Car vouloir tout contrôler comporte aussi des risques. Plus un livre est interdit, plus il devient désirable. L'interdit attire. Un enfant qui grandit dans un environnement où certains sujets sont systématiquement censurés risque parfois de développer davantage de curiosité que de discernement.

Notre objectif n'est donc pas seulement de protéger nos enfants. Il est aussi de les accompagner progressivement jusqu'à ce qu'ils deviennent capables d'exercer leur propre jugement.

Lorsque nous choisissons de dire non, il est d'ailleurs préférable d'expliquer pourquoi.

Pas seulement : « Non. »

Mais plutôt : « Je préfère que tu ne lises pas ce livre parce que… »

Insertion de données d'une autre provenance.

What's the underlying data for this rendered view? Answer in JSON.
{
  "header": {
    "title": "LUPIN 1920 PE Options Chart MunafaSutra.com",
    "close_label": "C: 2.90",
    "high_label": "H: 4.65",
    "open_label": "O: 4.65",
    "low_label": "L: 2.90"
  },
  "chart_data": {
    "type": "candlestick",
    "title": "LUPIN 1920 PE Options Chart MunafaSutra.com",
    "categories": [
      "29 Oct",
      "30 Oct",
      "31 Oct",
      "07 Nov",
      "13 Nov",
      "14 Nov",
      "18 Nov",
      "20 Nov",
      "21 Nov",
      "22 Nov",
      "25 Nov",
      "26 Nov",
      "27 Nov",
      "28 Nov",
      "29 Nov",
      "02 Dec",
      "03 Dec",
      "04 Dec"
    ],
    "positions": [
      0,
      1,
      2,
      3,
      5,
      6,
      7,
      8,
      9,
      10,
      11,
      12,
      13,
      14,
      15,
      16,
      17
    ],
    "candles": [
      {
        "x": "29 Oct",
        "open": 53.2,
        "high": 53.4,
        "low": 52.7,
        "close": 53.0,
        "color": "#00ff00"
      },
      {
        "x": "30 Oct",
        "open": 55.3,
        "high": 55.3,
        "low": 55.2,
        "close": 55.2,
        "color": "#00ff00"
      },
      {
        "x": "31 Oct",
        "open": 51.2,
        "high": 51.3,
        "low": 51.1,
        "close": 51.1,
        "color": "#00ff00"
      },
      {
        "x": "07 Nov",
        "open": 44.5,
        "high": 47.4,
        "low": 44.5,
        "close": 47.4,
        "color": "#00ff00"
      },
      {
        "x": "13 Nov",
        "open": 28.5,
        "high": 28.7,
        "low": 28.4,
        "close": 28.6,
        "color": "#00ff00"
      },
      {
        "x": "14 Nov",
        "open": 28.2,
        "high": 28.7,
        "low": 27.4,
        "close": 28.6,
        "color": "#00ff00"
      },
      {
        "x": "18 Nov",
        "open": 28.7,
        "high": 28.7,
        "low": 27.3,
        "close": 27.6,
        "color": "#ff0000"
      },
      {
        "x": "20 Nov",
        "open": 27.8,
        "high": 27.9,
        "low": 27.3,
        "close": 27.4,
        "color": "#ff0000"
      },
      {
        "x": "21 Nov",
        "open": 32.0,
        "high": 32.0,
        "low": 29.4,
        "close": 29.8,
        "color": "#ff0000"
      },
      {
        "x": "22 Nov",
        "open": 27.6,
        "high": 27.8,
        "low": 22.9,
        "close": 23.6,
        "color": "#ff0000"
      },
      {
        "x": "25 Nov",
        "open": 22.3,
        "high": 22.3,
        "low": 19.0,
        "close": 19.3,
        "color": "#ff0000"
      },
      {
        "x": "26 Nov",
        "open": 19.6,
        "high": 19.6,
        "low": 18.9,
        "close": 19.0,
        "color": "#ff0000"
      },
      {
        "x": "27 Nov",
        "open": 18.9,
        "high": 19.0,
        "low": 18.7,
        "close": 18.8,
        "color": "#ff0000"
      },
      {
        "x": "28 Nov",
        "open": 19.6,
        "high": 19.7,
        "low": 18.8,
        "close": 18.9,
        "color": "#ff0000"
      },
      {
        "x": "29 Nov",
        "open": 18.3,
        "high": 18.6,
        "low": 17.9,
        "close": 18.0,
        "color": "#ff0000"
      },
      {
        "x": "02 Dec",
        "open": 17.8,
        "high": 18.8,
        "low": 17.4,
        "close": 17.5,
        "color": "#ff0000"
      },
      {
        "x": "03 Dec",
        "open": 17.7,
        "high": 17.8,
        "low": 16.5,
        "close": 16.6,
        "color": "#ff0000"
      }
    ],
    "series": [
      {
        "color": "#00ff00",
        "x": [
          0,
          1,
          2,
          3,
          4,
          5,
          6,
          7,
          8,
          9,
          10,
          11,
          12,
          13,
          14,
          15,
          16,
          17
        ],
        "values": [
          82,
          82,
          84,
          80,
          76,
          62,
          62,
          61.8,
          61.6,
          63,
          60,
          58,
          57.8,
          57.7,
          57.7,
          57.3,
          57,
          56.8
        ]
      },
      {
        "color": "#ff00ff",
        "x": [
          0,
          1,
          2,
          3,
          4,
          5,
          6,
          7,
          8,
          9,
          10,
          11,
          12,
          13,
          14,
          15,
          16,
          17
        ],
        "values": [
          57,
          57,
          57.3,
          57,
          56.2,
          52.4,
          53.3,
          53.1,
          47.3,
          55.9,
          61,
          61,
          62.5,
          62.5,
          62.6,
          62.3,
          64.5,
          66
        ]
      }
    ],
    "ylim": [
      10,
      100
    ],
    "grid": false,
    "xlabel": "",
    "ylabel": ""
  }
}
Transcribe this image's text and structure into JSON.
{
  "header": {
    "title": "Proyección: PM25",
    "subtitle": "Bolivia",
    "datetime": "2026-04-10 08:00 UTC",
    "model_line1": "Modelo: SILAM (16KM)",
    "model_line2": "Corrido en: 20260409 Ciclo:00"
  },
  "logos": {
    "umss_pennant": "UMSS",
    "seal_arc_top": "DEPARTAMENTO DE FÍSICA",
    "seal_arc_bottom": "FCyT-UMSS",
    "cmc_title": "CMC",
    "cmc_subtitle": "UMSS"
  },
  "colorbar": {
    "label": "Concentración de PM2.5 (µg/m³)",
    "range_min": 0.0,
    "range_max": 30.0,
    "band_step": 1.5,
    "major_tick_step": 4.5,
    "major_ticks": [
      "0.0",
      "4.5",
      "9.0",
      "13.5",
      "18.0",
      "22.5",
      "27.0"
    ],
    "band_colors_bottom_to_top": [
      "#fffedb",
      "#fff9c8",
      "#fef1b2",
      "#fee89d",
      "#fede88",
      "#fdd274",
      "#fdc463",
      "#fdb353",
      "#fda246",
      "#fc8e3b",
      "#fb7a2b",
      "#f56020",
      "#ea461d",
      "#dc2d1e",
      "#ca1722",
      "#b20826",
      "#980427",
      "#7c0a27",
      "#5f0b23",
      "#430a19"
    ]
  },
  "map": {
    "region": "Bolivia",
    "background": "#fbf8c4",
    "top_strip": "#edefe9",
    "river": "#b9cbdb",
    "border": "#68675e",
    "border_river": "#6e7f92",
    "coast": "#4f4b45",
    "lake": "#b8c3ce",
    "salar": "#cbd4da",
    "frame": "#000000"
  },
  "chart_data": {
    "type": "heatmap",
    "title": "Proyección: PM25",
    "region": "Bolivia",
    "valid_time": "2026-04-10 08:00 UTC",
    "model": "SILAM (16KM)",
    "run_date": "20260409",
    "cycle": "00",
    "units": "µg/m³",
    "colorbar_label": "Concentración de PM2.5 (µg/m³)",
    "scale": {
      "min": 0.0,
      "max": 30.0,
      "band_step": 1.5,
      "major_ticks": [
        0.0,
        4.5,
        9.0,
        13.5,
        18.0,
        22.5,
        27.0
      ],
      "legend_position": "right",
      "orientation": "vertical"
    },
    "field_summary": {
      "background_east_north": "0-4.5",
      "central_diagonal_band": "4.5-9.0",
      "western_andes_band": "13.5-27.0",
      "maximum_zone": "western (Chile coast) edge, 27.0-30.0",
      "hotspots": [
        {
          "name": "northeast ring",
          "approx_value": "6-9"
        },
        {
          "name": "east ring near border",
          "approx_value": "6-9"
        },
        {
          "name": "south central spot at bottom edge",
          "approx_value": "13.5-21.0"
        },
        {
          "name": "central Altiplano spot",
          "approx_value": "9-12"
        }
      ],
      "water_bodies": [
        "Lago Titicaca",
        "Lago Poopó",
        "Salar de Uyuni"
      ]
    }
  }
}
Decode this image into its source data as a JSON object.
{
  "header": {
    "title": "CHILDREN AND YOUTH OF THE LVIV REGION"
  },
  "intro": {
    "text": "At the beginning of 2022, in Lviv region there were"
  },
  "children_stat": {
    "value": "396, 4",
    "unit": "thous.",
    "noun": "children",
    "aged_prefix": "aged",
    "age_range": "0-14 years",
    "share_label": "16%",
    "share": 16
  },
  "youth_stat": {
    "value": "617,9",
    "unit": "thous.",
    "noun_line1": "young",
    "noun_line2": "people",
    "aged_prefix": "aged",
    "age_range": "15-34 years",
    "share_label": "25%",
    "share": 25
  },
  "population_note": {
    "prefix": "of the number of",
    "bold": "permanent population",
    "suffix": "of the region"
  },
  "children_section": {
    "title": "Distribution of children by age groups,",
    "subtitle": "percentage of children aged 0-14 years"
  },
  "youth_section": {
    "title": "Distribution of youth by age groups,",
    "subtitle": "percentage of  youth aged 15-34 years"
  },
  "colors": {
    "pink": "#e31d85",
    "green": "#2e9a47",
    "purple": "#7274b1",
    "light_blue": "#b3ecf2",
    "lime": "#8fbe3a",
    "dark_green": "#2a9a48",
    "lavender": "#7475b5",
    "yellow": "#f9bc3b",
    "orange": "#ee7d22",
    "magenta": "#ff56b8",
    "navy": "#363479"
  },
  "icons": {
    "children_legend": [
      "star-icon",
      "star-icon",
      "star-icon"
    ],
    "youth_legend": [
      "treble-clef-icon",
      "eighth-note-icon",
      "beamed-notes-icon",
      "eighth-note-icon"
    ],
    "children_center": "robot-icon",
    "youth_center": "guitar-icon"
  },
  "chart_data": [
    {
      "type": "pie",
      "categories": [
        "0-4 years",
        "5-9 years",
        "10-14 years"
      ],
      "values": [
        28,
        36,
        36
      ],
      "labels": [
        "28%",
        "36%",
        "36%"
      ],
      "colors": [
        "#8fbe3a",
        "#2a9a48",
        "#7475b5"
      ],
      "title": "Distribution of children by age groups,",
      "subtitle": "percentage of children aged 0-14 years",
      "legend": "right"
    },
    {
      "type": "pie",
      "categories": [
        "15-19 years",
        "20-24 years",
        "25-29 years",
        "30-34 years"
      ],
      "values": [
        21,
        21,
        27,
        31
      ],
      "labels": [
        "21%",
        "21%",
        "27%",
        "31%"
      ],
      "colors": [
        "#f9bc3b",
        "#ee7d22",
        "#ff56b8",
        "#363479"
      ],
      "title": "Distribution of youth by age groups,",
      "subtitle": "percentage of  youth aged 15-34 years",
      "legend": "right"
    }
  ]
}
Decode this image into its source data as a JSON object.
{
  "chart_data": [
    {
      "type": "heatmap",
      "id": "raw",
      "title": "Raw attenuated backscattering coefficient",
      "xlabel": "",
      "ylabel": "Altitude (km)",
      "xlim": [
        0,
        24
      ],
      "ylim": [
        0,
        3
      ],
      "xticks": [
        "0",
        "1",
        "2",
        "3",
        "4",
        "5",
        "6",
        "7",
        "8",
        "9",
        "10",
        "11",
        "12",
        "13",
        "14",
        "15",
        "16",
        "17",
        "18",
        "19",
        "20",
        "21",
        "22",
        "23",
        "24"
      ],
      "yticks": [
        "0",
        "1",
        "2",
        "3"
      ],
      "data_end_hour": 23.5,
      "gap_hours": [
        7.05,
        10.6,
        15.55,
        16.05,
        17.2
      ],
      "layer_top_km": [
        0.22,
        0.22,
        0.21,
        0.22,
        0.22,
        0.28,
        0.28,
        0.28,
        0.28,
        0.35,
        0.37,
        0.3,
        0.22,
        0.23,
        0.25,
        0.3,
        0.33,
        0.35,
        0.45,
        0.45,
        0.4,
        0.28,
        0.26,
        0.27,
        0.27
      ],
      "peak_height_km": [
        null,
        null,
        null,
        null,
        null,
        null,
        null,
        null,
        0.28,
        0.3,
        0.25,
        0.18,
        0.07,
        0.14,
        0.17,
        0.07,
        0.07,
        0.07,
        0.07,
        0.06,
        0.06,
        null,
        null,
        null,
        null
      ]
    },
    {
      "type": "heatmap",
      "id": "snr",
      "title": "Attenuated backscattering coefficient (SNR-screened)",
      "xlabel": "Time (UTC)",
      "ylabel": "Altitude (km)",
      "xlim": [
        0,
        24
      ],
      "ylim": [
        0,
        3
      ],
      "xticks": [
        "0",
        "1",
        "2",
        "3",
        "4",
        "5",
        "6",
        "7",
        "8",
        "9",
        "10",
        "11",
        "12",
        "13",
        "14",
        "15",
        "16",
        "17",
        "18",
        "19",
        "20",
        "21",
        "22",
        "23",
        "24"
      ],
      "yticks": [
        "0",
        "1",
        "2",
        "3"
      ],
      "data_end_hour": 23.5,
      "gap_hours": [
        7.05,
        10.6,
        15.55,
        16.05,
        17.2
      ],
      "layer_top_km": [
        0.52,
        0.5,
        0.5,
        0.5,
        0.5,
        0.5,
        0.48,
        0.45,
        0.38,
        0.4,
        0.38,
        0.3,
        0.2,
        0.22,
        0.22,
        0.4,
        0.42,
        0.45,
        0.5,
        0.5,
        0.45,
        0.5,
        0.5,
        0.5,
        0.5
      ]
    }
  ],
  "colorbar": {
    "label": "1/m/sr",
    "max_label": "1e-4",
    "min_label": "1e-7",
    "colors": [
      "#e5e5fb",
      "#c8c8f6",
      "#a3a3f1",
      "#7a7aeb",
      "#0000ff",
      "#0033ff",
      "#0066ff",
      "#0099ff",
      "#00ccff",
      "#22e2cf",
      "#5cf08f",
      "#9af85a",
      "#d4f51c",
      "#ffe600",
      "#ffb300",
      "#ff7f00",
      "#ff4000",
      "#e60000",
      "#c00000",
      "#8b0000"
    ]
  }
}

L'enfant ne reçoit plus simplement une règle : il commence à comprendre les raisons qui la fondent.

Ce que je recommande concrètement

Avec les jeunes enfants :

  • privilégier des livres de qualité ;
  • ne pas culpabiliser de faire le tri ;
  • consacrer le temps de lecture à des ouvrages qui nourrissent véritablement leur imaginaire.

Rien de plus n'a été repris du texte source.